Eckart von Hirschhausen jagt die Deepfake-Mafia
Ein vertrautes Gesicht im Werbeclip, eine bekannte Stimme, ein angebliches Wundermittel gegen Übergewicht oder Herzbeschwerden - wer würde da nicht zumindest einen Moment lang hinhören? Genau auf diesen Reflex zielt eine Industrie, die mit Künstlicher Intelligenz Prominente nachbaut und ihre Doppelgänger Produkte verkaufen lässt, von denen die Originale nichts wissen. Eckart von Hirschhausen (58) hat sich aufgemacht, hinter die Kulissen dieses Geschäfts zu blicken, das auch ihn zu einem Betroffenen gemacht hat. Das Ergebnis läuft am 4. Mai um 20:15 Uhr im Ersten.
Hirschhausen: "Es ist Identitätsdiebstahl"
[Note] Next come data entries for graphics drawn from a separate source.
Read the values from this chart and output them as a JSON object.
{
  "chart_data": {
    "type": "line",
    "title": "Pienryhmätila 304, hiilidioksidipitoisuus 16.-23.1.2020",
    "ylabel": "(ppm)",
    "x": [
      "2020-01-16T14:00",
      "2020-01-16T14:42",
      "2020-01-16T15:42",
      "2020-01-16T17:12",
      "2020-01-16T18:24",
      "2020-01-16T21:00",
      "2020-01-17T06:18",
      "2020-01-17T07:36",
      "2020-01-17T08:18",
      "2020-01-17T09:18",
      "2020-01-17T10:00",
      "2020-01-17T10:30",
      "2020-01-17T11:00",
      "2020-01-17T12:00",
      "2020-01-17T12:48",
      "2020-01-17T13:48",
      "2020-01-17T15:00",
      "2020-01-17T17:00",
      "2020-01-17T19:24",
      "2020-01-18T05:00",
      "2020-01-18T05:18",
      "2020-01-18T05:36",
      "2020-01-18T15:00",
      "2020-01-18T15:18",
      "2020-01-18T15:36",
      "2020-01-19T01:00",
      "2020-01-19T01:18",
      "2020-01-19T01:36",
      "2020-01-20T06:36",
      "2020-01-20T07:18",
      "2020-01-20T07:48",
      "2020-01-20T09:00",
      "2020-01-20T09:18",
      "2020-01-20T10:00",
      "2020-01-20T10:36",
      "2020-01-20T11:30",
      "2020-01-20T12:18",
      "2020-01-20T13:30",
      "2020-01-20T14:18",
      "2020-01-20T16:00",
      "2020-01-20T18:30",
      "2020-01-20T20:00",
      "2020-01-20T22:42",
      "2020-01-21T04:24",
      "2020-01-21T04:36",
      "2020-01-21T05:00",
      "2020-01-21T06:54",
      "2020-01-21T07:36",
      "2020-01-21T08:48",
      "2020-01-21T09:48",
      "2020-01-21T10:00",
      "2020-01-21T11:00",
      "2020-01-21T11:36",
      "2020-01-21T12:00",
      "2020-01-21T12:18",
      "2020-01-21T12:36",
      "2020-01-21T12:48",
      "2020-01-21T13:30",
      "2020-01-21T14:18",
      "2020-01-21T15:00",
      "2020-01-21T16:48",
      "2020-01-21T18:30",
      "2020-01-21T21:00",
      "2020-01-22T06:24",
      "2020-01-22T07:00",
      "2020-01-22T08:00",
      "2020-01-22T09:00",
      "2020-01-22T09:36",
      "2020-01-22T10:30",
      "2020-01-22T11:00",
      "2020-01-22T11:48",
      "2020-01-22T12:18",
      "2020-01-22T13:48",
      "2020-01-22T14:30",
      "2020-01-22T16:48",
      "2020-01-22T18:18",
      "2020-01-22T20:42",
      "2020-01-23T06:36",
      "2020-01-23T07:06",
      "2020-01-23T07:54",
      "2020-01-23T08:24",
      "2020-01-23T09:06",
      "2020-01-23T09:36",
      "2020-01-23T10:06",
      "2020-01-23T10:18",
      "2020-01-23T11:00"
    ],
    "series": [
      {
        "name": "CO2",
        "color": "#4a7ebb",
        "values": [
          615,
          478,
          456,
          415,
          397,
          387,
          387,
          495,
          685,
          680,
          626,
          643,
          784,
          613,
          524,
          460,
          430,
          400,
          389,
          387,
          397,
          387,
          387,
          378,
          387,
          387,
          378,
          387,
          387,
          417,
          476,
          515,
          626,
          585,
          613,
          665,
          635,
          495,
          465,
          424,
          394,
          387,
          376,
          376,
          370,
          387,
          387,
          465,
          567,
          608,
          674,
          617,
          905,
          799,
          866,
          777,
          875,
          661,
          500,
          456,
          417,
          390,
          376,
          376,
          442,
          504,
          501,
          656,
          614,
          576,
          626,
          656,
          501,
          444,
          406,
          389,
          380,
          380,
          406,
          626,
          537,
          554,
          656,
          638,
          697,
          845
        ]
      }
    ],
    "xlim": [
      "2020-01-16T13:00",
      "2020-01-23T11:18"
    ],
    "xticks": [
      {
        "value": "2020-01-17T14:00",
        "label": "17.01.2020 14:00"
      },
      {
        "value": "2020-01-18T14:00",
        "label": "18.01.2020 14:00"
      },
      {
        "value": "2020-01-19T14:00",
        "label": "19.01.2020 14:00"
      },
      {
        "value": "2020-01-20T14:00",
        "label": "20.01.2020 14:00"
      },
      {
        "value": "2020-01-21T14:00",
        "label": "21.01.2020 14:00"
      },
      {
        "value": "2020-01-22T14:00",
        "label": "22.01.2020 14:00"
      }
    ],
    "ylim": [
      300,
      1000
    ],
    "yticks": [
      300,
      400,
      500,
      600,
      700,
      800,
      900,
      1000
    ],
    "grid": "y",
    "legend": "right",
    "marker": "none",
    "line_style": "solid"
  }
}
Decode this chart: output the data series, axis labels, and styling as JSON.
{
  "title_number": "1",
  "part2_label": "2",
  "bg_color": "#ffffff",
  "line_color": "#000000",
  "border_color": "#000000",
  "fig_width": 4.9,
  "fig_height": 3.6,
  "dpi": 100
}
Für Hirschhausen ist die Geschichte zugleich eine sehr persönliche. Im Pressegespräch zur Doku formulierte er es deutlich: "Es ist Identitätsdiebstahl. Es ist Rufmord." Im Film selbst sagt der Arzt und Moderator: "Meine Stimme gehört mir, mein Gesicht auch." Die ungebremste Entwicklung der KI bedrohe das Vertrauen in Wissenschaft, Demokratie und Mitmenschen.
Dass er kein Einzelfall ist, macht die Doku ebenfalls deutlich. Hirschhausen trifft weitere Prominente, deren Bilder für dubiose Geschäfte missbraucht wurden. Fachleute aus Datenschutz, Politik und Kriminalitätsforschung erklären, warum die geltende Rechtslage solchen Maschen kaum etwas entgegenzusetzen hat.
Recherche zwischen Sofia und São Paulo
Die Spur, der Hirschhausen folgt, reicht weit über Deutschland hinaus. Nach Angaben des WDR führten die Recherchen bis nach Bulgarien und Brasilien. Dort sitzen offenbar Teile jener Strukturen, die Senioren und chronisch Kranke per Telefon zum Kauf vermeintlicher Abnehmspritzen, Herzmedikamente oder Potenzpillen drängen.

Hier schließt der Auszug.